Within the newest improvement within the prolonged authorized between Santa Clara County and Calvary Chapel, a decide rejected a Santa Clara County bid to extend the $1.2 million courtroom ordered fines owed by the San Jose church for ignoring public well being mandates on the peak of the pandemic.
Throughout a courtroom listening to final Thursday, the county argued the sooner greenback quantity was reached in error. The county started fining the Hillsdale Avenue church in August 2020 for holding indoor providers with maskless congregants — a violation of public well being orders on the time.
However the church refused to pay the fines, which in 2022 the county mentioned had amassed to just about $3 million. In April, Santa Clara County Superior Court docket Decide Evette D. Pennypacker ordered Calvary Chapel to pay $1.2 million, lowering the fines to a particular interval — November 2020 by means of June 2021 — when the church didn’t observe the masks mandate.
However final week, the county’s attorneys argued that quantity fell wanting what that they had fined the church and requested the decide to extend the order to $2,457,400. Pennypacker denied the county’s request.

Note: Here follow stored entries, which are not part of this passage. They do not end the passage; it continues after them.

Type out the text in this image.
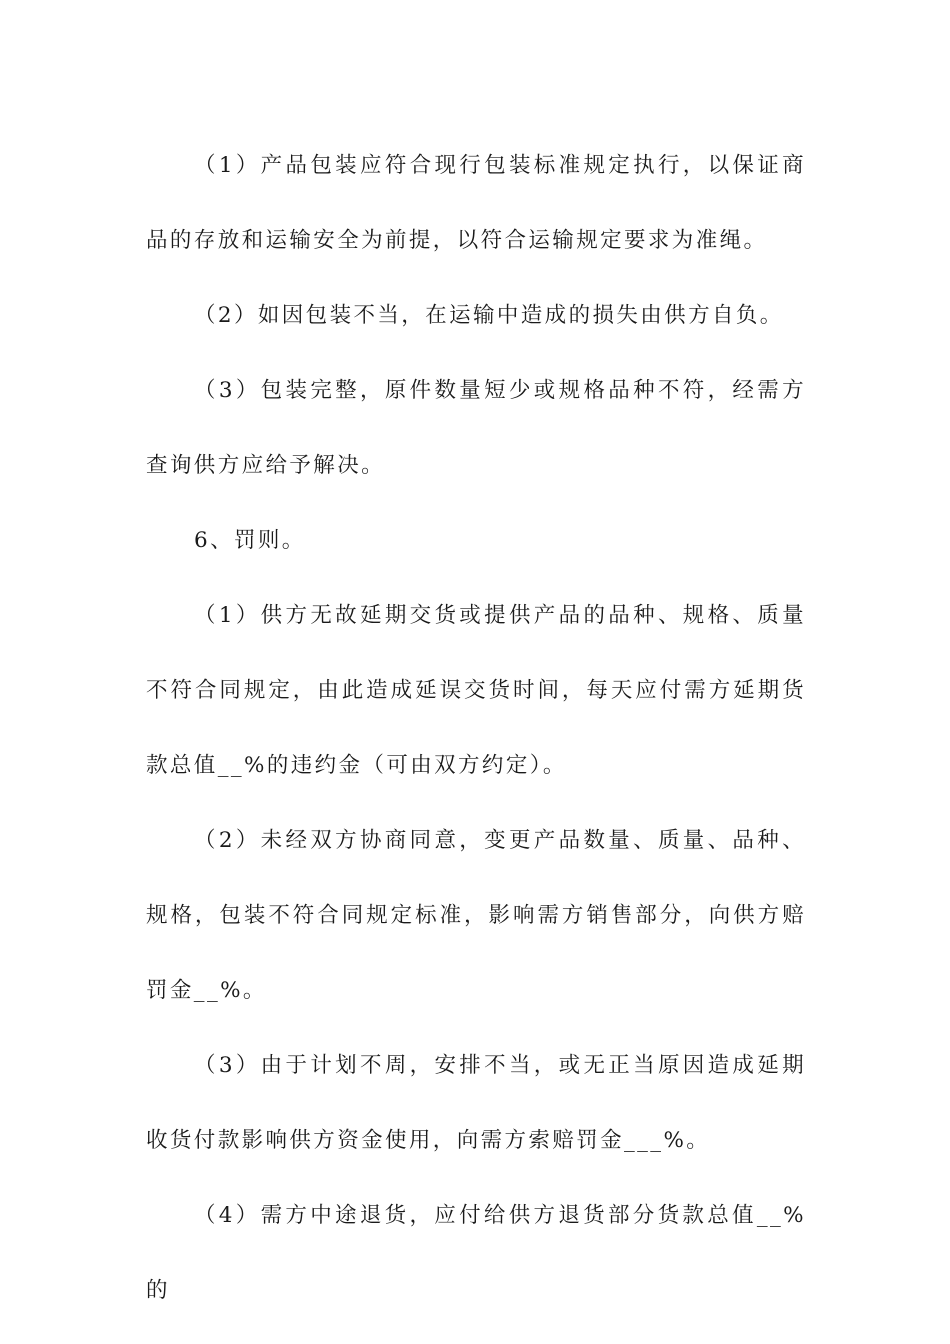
（1）产品包装应符合现行包装标准规定执行，以保证商品的存放和运输安全为前提，以符合运输规定要求为准绳。

（2）如因包装不当，在运输中造成的损失由供方自负。

（3）包装完整，原件数量短少或规格品种不符，经需方查询供方应给予解决。

6、罚则。

（1）供方无故延期交货或提供产品的品种、规格、质量不符合同规定，由此造成延误交货时间，每天应付需方延期货款总值__%的违约金（可由双方约定）。

（2）未经双方协商同意，变更产品数量、质量、品种、规格，包装不符合同规定标准，影响需方销售部分，向供方赔罚金__%。

（3）由于计划不周，安排不当，或无正当原因造成延期收货付款影响供方资金使用，向需方索赔罚金___%。

（4）需方中途退货，应付给供方退货部分货款总值__%的
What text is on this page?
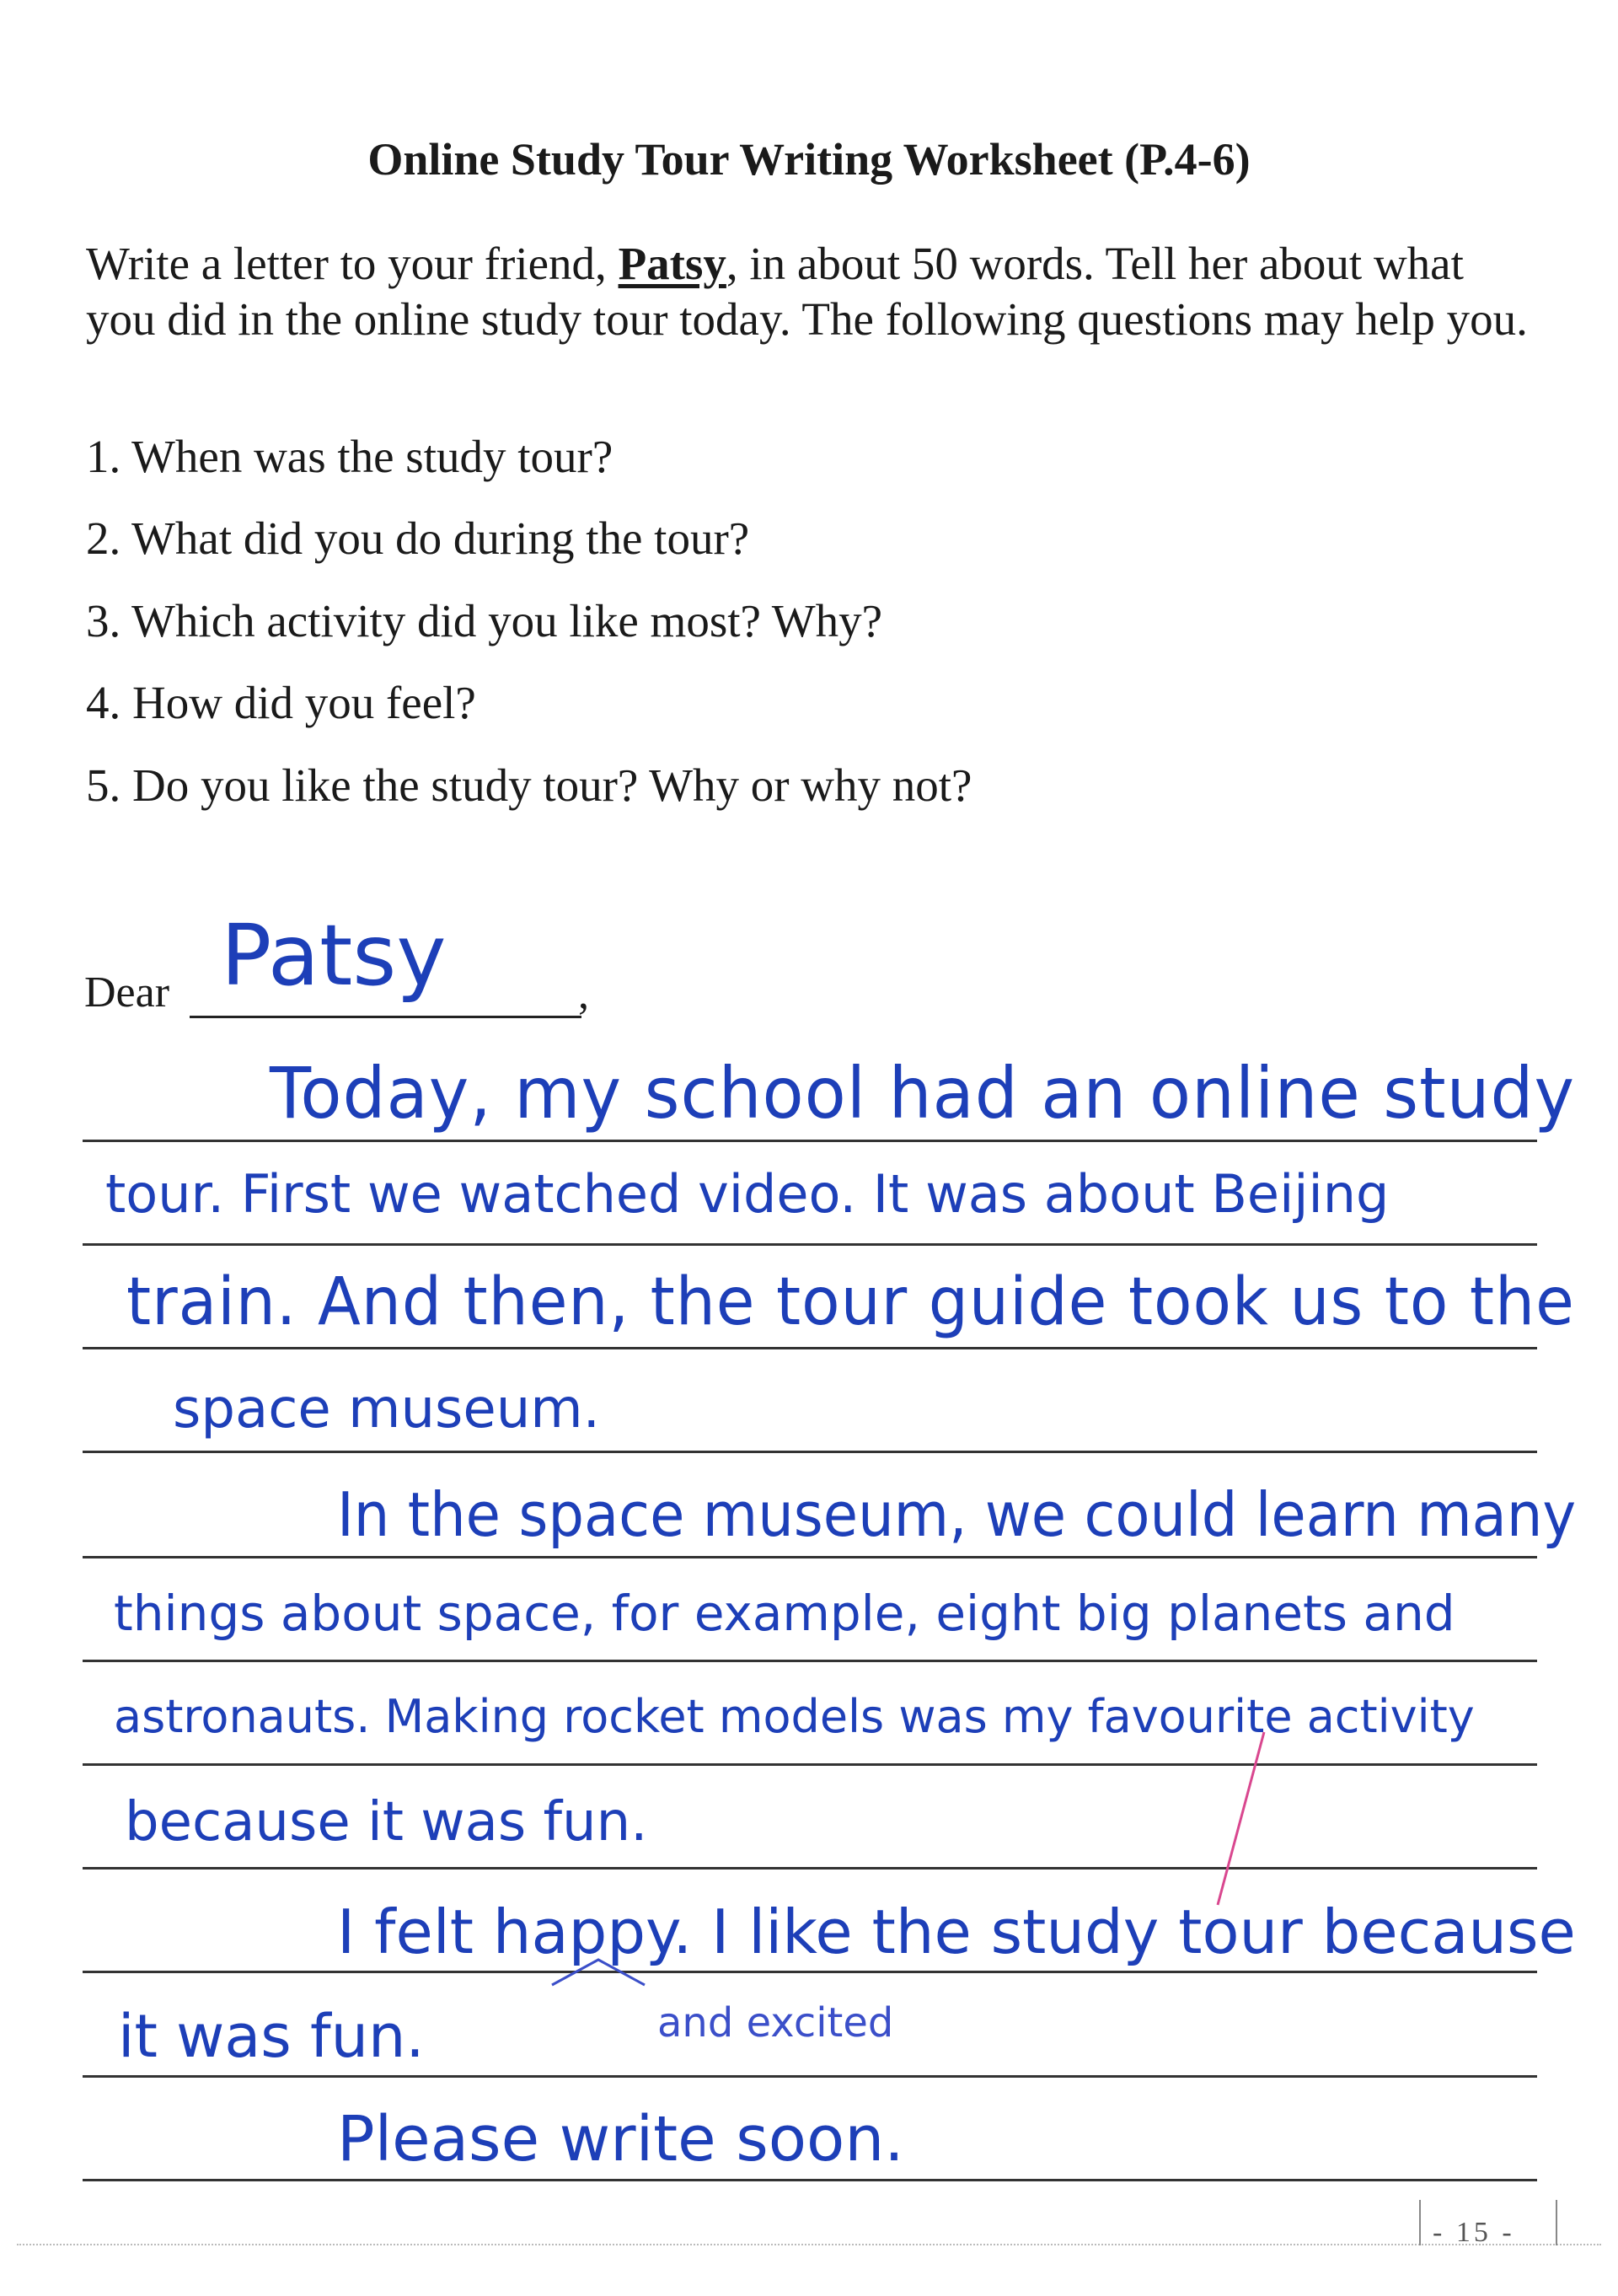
Online Study Tour Writing Worksheet (P.4-6)
Write a letter to your friend, Patsy, in about 50 words. Tell her about what you did in the online study tour today. The following questions may help you.
1. When was the study tour?
2. What did you do during the tour?
3. Which activity did you like most? Why?
4. How did you feel?
5. Do you like the study tour? Why or why not?
Dear	,
Patsy
Today, my school had an online study
tour. First we watched video. It was about Beijing
train. And then, the tour guide took us to the
space museum.
In the space museum, we could learn many
things about space, for example, eight big planets and
astronauts. Making rocket models was my favourite activity
because it was fun.
I felt happy. I like the study tour because
it was fun.
Please write soon.
and excited
- 15 -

“The county had requested the courtroom to right what the county believed was a mistake in calculating the fines, and the courtroom confirmed its computation,” Santa Clara County Counsel Tony LoPresti mentioned in a press release. “The county is happy with its public well being orders, enforcement and total response to the pandemic, which saved hundreds of lives, leading to one of many lowest loss of life charges of any main county in the US.”
Mariah Gondeiro, an lawyer for Advocates for Religion and Freedom, which represents the church, mentioned in an electronic mail that “the church has no plans on paying the fines.”
“They are going to be interesting the choice and are assured the appeals courtroom will aspect with the church,” she mentioned.
Calvary Chapel fired again on the county for its public well being mandates final week by submitting a lawsuit within the U.S. District Court docket in San Francisco alleging that the county “launched into an invasive and warrantless geofencing operation to trace residents” through the pandemic.
In late 2020 and early 2021, the county used publicly obtainable third-party cellphone knowledge to trace the density of worshipers contained in the church, in line with courtroom paperwork filed final November.
The county then used knowledge, which was from the Denver-based firm SafeGraph, to check the dimensions of Calvary Chapel’s providers from March 2020 to 2021 with different gatherings all through the county.
Within the lawsuit, the church and Pastor Mike McClure referred to as the geofencing operation “not simply un-American,” however “downright Orwellian.”